The study asked the participants about the medications that they normally used to treat their headaches and noted which participants used medication that contained caffeine. For this analysis the researchers defined high caffeine consumption as either:

a) using a caffeine-containing medication as their first choice headache treatment

or b) being in the top 25% of individuals in terms of dietary caffeine consumption.


Compared to the episodic headache group, at risk groups for CDH were those: of white European extraction; of female gender who have spent less time in education; who are divorced, widowed or separated who have a higher body mass index (risk of obesity) or with co-existing diabetes or arthritis. At the one-year follow-up-interview, 57% of the CDH sufferers reported that their headaches had reduced to fewer than 180 headache days per year. 14% reported that their headaches had reduced to fewer than one headache per week. The following groups had a better prognosis: African American groups and people from other non white groups; people who were married; people with higher educational attainment, and those diagnosed with diabetes.



CDH sufferers were almost three times as likely to be habitual (every day) snorers than the episodic headache comparison group. This did not appear to be due to the usual factors associated with snoring/sleep apnea (e.g. Male gender, increased age, weight, high blood pressure, alcohol consumption) nor did it appear to be due

to other headache-related factors that can affect sleep (e.g use of sedating pain medication, coexisting depression, caffeine consumption). The finding that CDH sufferers were more likely to snore was evident for both chronic migraine and chronic tension-type headache sufferers.

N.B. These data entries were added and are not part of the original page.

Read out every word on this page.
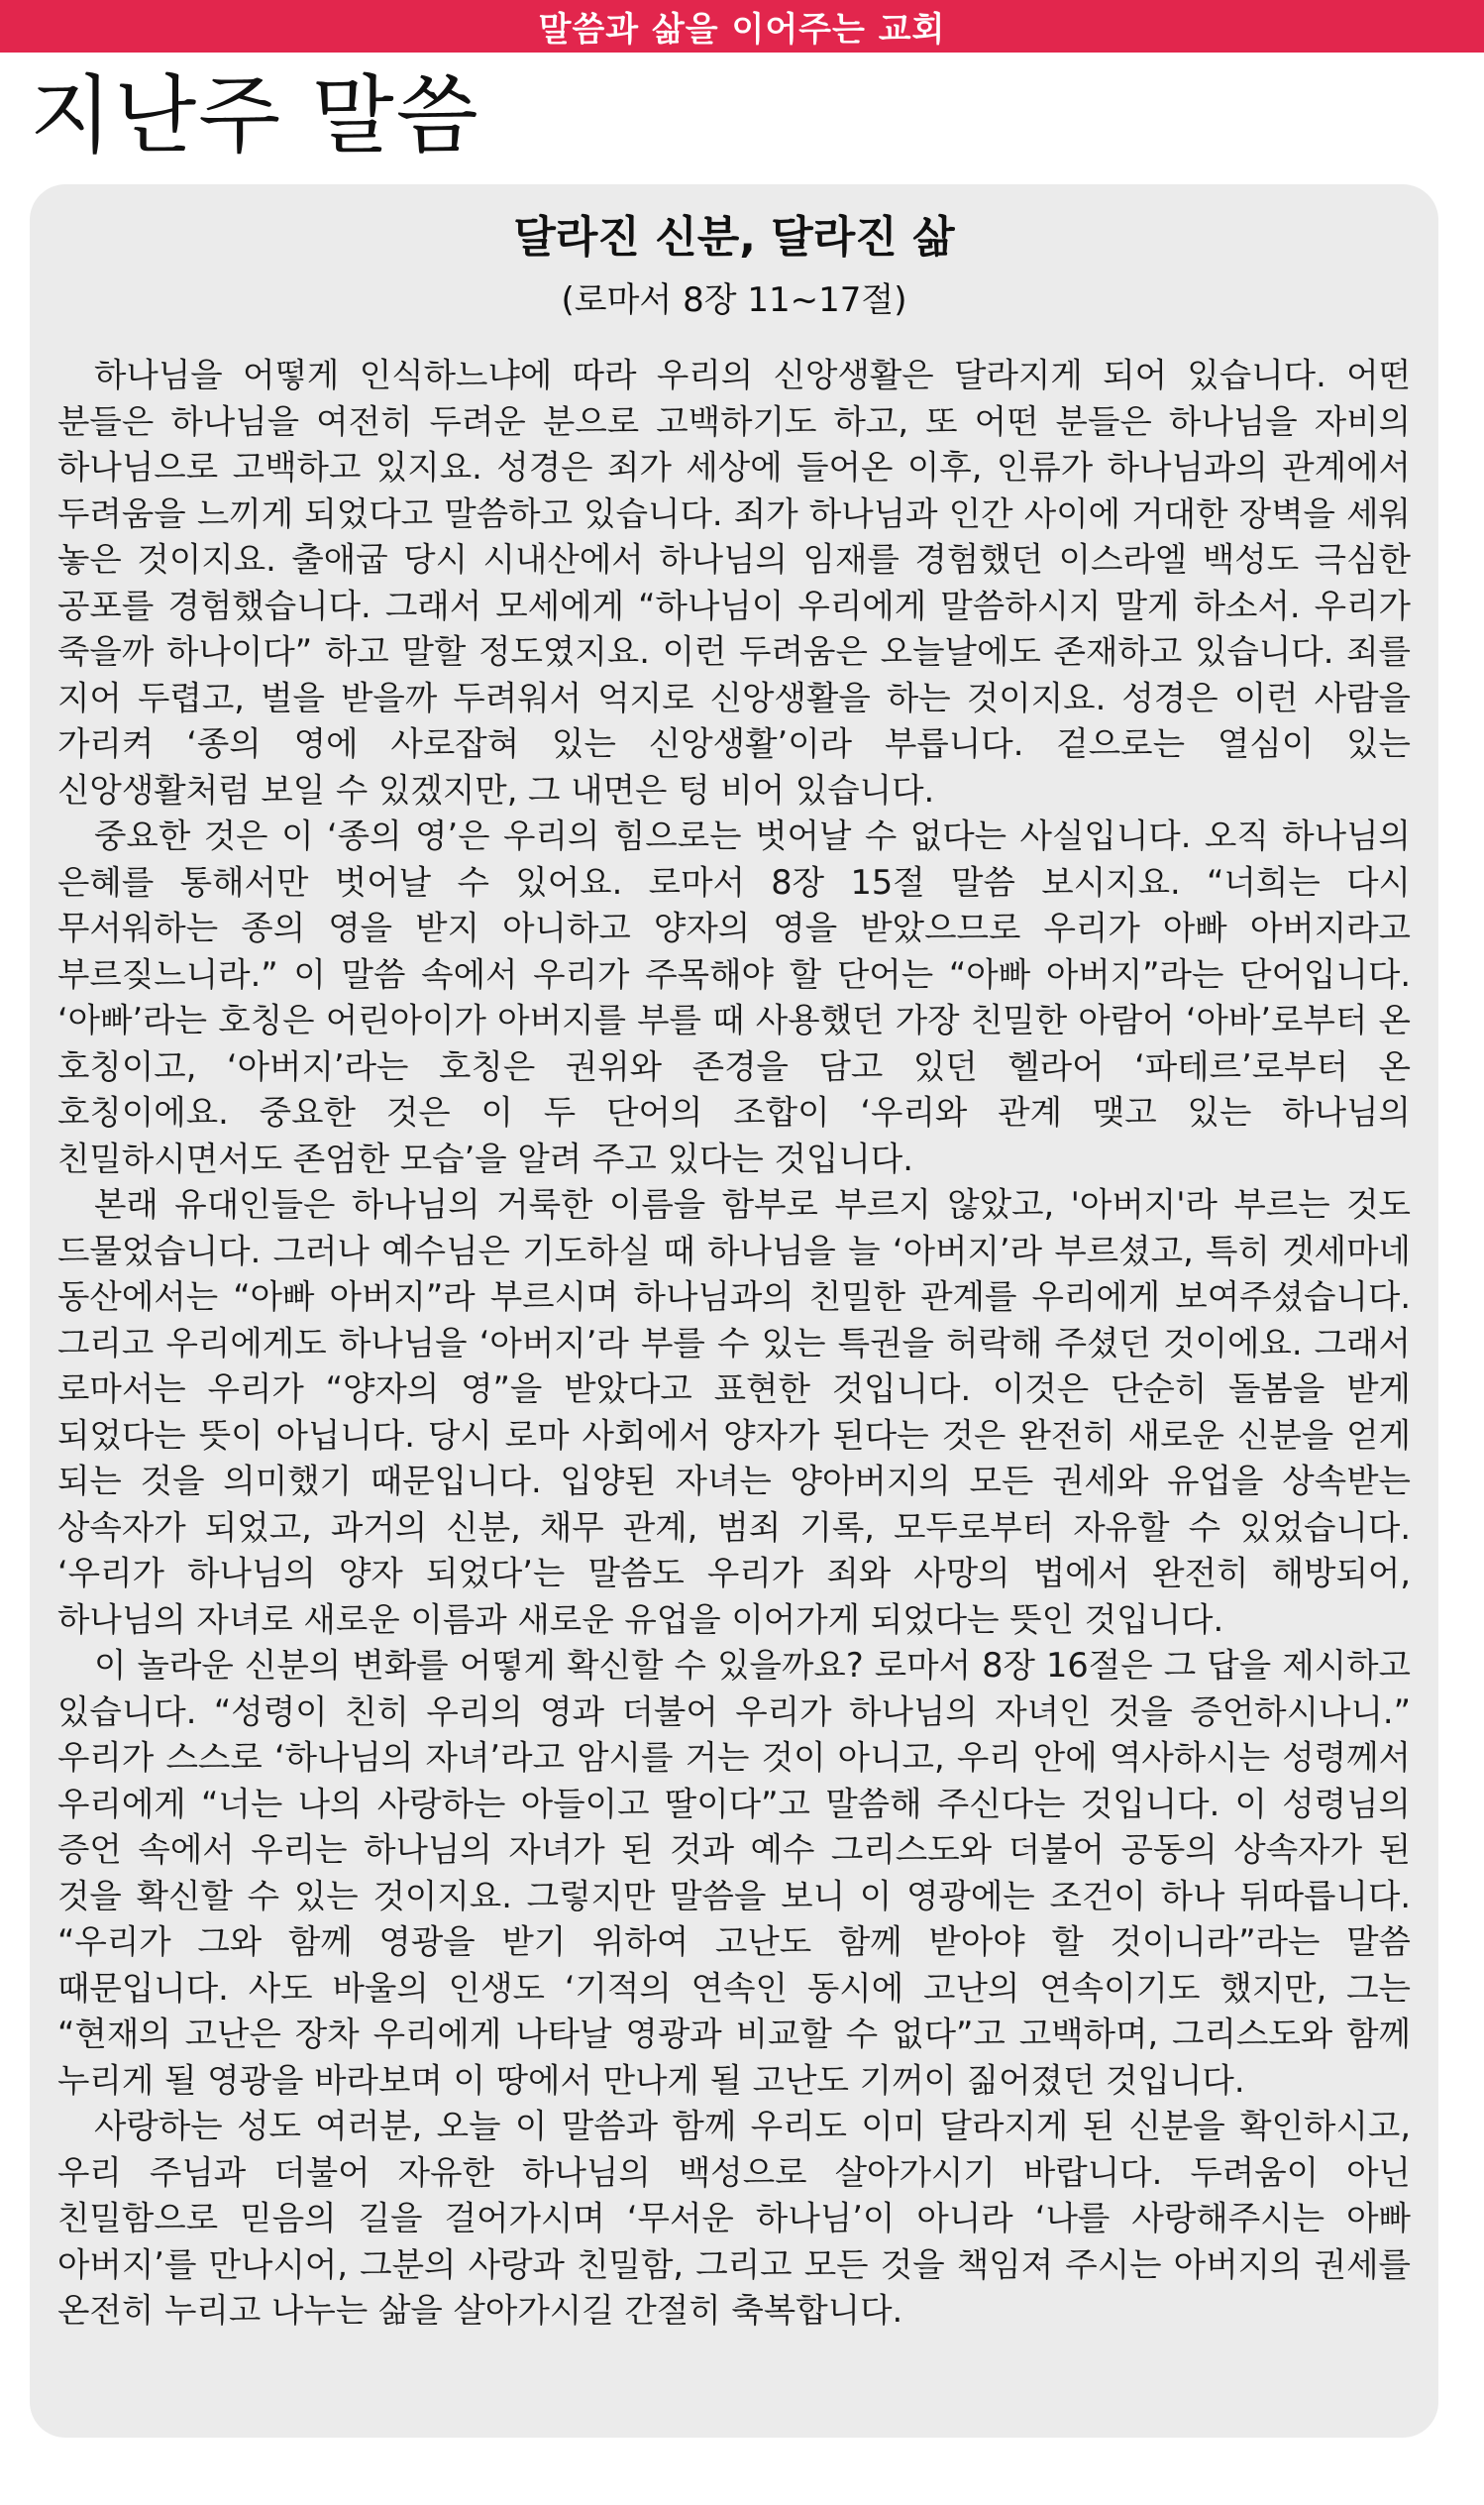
말씀과 삶을 이어주는 교회
지난주 말씀
달라진 신분, 달라진 삶

(로마서 8장 11~17절)

하나님을 어떻게 인식하느냐에 따라 우리의 신앙생활은 달라지게 되어 있습니다. 어떤 분들은 하나님을 여전히 두려운 분으로 고백하기도 하고, 또 어떤 분들은 하나님을 자비의 하나님으로 고백하고 있지요. 성경은 죄가 세상에 들어온 이후, 인류가 하나님과의 관계에서 두려움을 느끼게 되었다고 말씀하고 있습니다. 죄가 하나님과 인간 사이에 거대한 장벽을 세워 놓은 것이지요. 출애굽 당시 시내산에서 하나님의 임재를 경험했던 이스라엘 백성도 극심한 공포를 경험했습니다. 그래서 모세에게 “하나님이 우리에게 말씀하시지 말게 하소서. 우리가 죽을까 하나이다” 하고 말할 정도였지요. 이런 두려움은 오늘날에도 존재하고 있습니다. 죄를 지어 두렵고, 벌을 받을까 두려워서 억지로 신앙생활을 하는 것이지요. 성경은 이런 사람을 가리켜 ‘종의 영에 사로잡혀 있는 신앙생활’이라 부릅니다. 겉으로는 열심이 있는 신앙생활처럼 보일 수 있겠지만, 그 내면은 텅 비어 있습니다.

중요한 것은 이 ‘종의 영’은 우리의 힘으로는 벗어날 수 없다는 사실입니다. 오직 하나님의 은혜를 통해서만 벗어날 수 있어요. 로마서 8장 15절 말씀 보시지요. “너희는 다시 무서워하는 종의 영을 받지 아니하고 양자의 영을 받았으므로 우리가 아빠 아버지라고 부르짖느니라.” 이 말씀 속에서 우리가 주목해야 할 단어는 “아빠 아버지”라는 단어입니다. ‘아빠’라는 호칭은 어린아이가 아버지를 부를 때 사용했던 가장 친밀한 아람어 ‘아바’로부터 온 호칭이고, ‘아버지’라는 호칭은 권위와 존경을 담고 있던 헬라어 ‘파테르’로부터 온 호칭이에요. 중요한 것은 이 두 단어의 조합이 ‘우리와 관계 맺고 있는 하나님의 친밀하시면서도 존엄한 모습’을 알려 주고 있다는 것입니다.

본래 유대인들은 하나님의 거룩한 이름을 함부로 부르지 않았고, '아버지'라 부르는 것도 드물었습니다. 그러나 예수님은 기도하실 때 하나님을 늘 ‘아버지’라 부르셨고, 특히 겟세마네 동산에서는 “아빠 아버지”라 부르시며 하나님과의 친밀한 관계를 우리에게 보여주셨습니다. 그리고 우리에게도 하나님을 ‘아버지’라 부를 수 있는 특권을 허락해 주셨던 것이에요. 그래서 로마서는 우리가 “양자의 영”을 받았다고 표현한 것입니다. 이것은 단순히 돌봄을 받게 되었다는 뜻이 아닙니다. 당시 로마 사회에서 양자가 된다는 것은 완전히 새로운 신분을 얻게 되는 것을 의미했기 때문입니다. 입양된 자녀는 양아버지의 모든 권세와 유업을 상속받는 상속자가 되었고, 과거의 신분, 채무 관계, 범죄 기록, 모두로부터 자유할 수 있었습니다. ‘우리가 하나님의 양자 되었다’는 말씀도 우리가 죄와 사망의 법에서 완전히 해방되어, 하나님의 자녀로 새로운 이름과 새로운 유업을 이어가게 되었다는 뜻인 것입니다.

이 놀라운 신분의 변화를 어떻게 확신할 수 있을까요? 로마서 8장 16절은 그 답을 제시하고 있습니다. “성령이 친히 우리의 영과 더불어 우리가 하나님의 자녀인 것을 증언하시나니.” 우리가 스스로 ‘하나님의 자녀’라고 암시를 거는 것이 아니고, 우리 안에 역사하시는 성령께서 우리에게 “너는 나의 사랑하는 아들이고 딸이다”고 말씀해 주신다는 것입니다. 이 성령님의 증언 속에서 우리는 하나님의 자녀가 된 것과 예수 그리스도와 더불어 공동의 상속자가 된 것을 확신할 수 있는 것이지요. 그렇지만 말씀을 보니 이 영광에는 조건이 하나 뒤따릅니다. “우리가 그와 함께 영광을 받기 위하여 고난도 함께 받아야 할 것이니라”라는 말씀 때문입니다. 사도 바울의 인생도 ‘기적의 연속인 동시에 고난의 연속이기도 했지만, 그는 “현재의 고난은 장차 우리에게 나타날 영광과 비교할 수 없다”고 고백하며, 그리스도와 함께 누리게 될 영광을 바라보며 이 땅에서 만나게 될 고난도 기꺼이 짊어졌던 것입니다.

사랑하는 성도 여러분, 오늘 이 말씀과 함께 우리도 이미 달라지게 된 신분을 확인하시고, 우리 주님과 더불어 자유한 하나님의 백성으로 살아가시기 바랍니다. 두려움이 아닌 친밀함으로 믿음의 길을 걸어가시며 ‘무서운 하나님’이 아니라 ‘나를 사랑해주시는 아빠 아버지’를 만나시어, 그분의 사랑과 친밀함, 그리고 모든 것을 책임져 주시는 아버지의 권세를 온전히 누리고 나누는 삶을 살아가시길 간절히 축복합니다.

The CDH sufferers were more likely to have been high caffeine consumers than those in the comparison group before CDH onset, although the association was modest. There was no difference in current caffeine consumption between the episodic and chronic headache sufferers. High caffeine consumption appeared more important as a risk factor in some sub-groups of CDH sufferers, in particular:

  • women under 40
  • CDH sufferers with daily episodic (as opposed to daily continuous) headache
  • CDH sufferers who had not consulted physicians
  • those whose CDH started less than 2 years ago The migraine sufferers, whether episodic or chronic, consumed more medicinal or dietary caffeine than the other headache sufferers.

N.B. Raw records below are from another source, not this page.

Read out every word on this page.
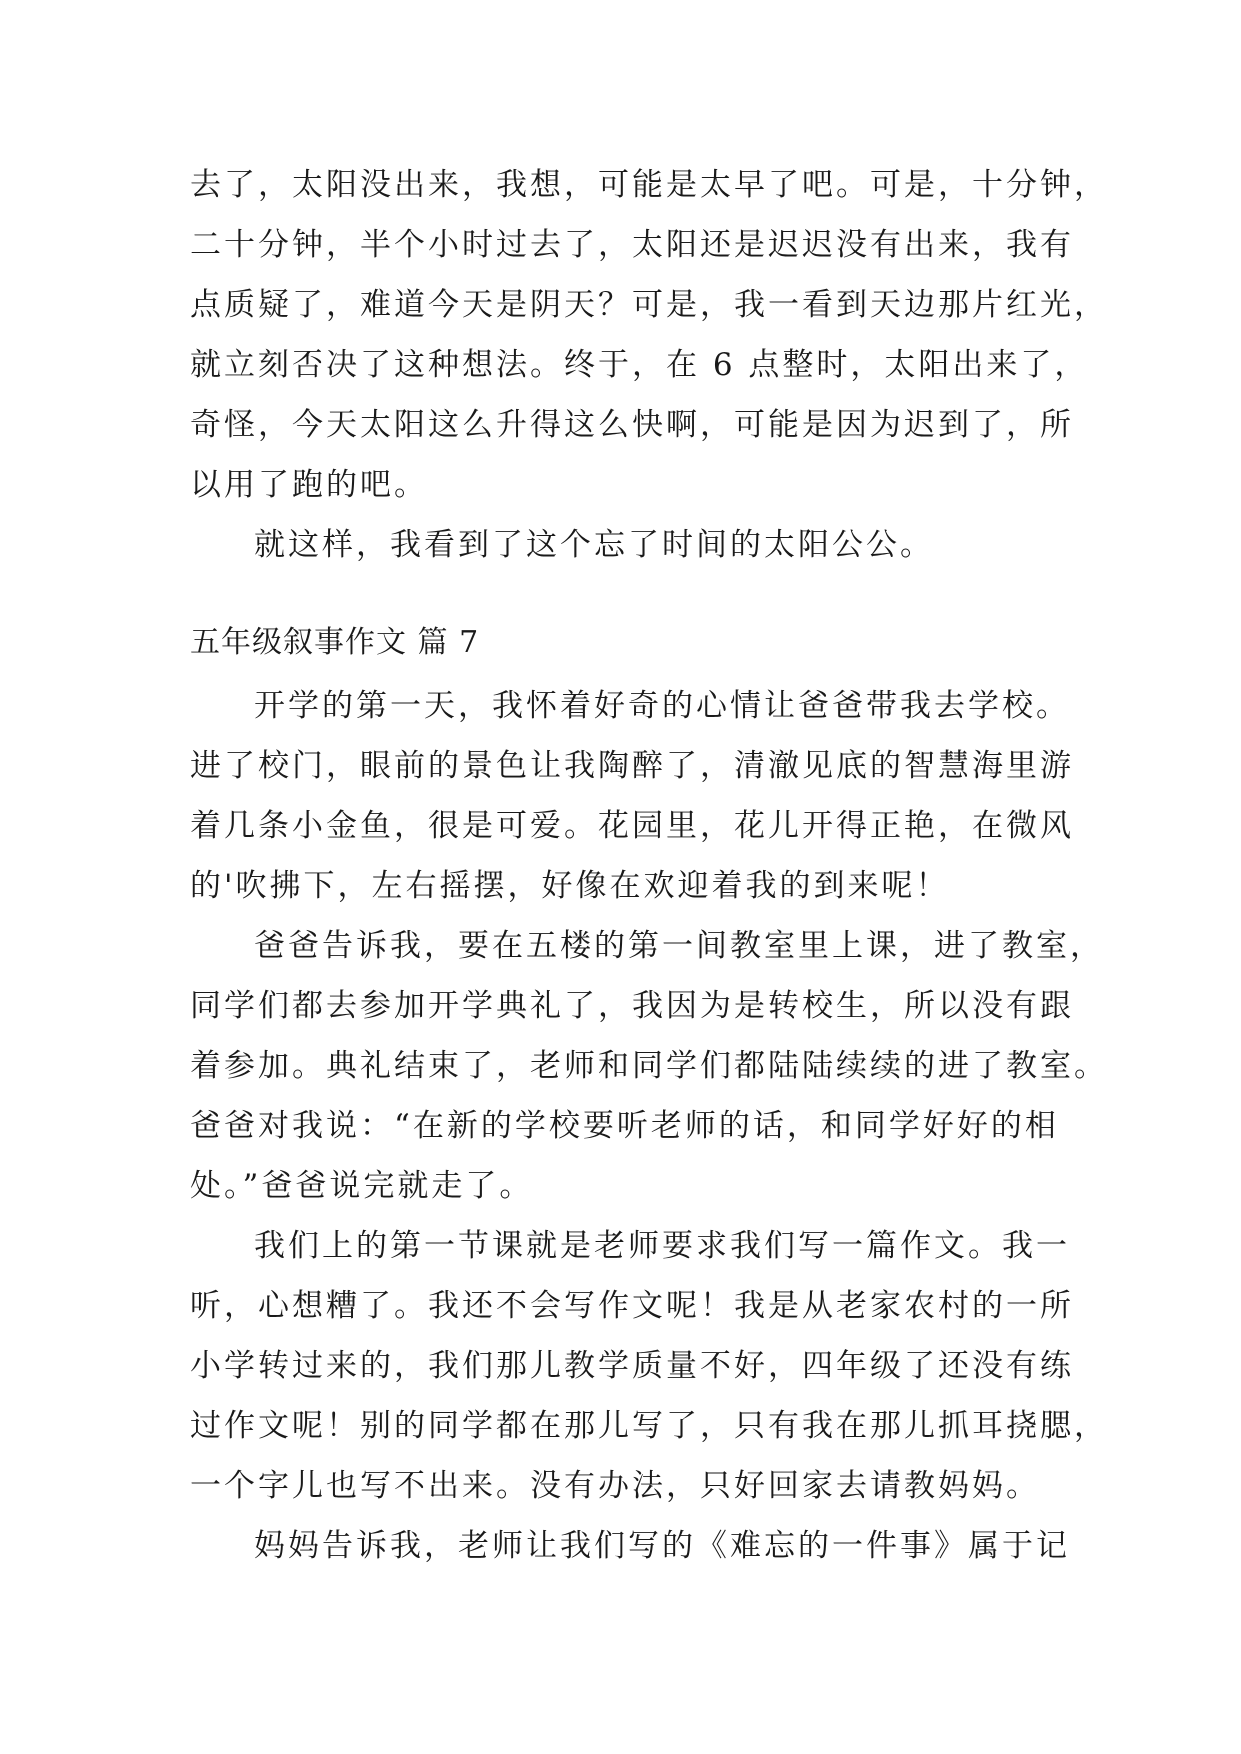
去了，太阳没出来，我想，可能是太早了吧。可是，十分钟，
二十分钟，半个小时过去了，太阳还是迟迟没有出来，我有
点质疑了，难道今天是阴天？可是，我一看到天边那片红光，
就立刻否决了这种想法。终于，在 6 点整时，太阳出来了，
奇怪，今天太阳这么升得这么快啊，可能是因为迟到了，所
以用了跑的吧。
就这样，我看到了这个忘了时间的太阳公公。
五年级叙事作文 篇 7
开学的第一天，我怀着好奇的心情让爸爸带我去学校。
进了校门，眼前的景色让我陶醉了，清澈见底的智慧海里游
着几条小金鱼，很是可爱。花园里，花儿开得正艳，在微风
的'吹拂下，左右摇摆，好像在欢迎着我的到来呢！
爸爸告诉我，要在五楼的第一间教室里上课，进了教室，
同学们都去参加开学典礼了，我因为是转校生，所以没有跟
着参加。典礼结束了，老师和同学们都陆陆续续的进了教室。
爸爸对我说：“在新的学校要听老师的话，和同学好好的相
处。”爸爸说完就走了。
我们上的第一节课就是老师要求我们写一篇作文。我一
听，心想糟了。我还不会写作文呢！我是从老家农村的一所
小学转过来的，我们那儿教学质量不好，四年级了还没有练
过作文呢！别的同学都在那儿写了，只有我在那儿抓耳挠腮，
一个字儿也写不出来。没有办法，只好回家去请教妈妈。
妈妈告诉我，老师让我们写的《难忘的一件事》属于记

In this general selection of the US population, habitual snoring was surprisingly common amongst CDH sufferers, and appeared independent of the usual cardiovascular risk factors associated with sleep-disordered breathing. However, whether correction of snoring might improve headaches is currently unknown. Dietary and medicinal caffeine consumption was a modest risk factor for CDH onset overall. However, caffeine consumption might be more of a factor for some sub-groups (younger women, those with relatively recent onset of CDH, and those who had not consulted doctors about their headaches).

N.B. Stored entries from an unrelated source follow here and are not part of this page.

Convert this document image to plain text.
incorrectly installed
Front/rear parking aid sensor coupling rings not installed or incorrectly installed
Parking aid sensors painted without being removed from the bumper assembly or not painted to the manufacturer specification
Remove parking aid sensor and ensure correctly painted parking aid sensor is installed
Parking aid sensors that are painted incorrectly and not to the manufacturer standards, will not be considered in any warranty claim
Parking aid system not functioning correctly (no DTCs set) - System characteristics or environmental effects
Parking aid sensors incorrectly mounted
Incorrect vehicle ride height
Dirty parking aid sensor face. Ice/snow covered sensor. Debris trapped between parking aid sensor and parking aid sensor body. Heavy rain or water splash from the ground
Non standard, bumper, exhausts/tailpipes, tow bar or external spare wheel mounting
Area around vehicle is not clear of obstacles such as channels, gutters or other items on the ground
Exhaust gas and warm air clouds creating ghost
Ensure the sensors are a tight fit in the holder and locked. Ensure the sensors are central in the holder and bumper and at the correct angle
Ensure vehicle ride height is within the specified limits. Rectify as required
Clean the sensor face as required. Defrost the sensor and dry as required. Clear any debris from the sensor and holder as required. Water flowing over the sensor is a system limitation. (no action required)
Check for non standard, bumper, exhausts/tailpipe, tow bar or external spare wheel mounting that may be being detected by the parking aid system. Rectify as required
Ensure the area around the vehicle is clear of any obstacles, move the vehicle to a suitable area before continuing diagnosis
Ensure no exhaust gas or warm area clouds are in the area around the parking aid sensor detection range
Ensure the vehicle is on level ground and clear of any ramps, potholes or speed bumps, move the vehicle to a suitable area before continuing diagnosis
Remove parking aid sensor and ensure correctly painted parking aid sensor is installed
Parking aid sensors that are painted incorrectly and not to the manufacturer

  1. Scher AI, A case-control study of chronic daily headache in the general population. PhD Dissertation, The Johns Hopkins University, 2001.
  2. Scher AI, Stewart WF, Lipton RB, Caffeine as a risk factor for chronic daily headache: A population-based study, Neurology, 2004;63: 2022-2027
  3. Scher AI, Stewart WF, Ricci JA, Lipton RB, Factors associated with the onset and remission of chronic daily headache in a population-based study, Pain 2003; 106/1-2:81-89.
  4. Scher AI, Lipton RB, Stewart WF, Habitual snoring as a risk factor for chronic daily headache, Neurology 2003;60:1366-1368.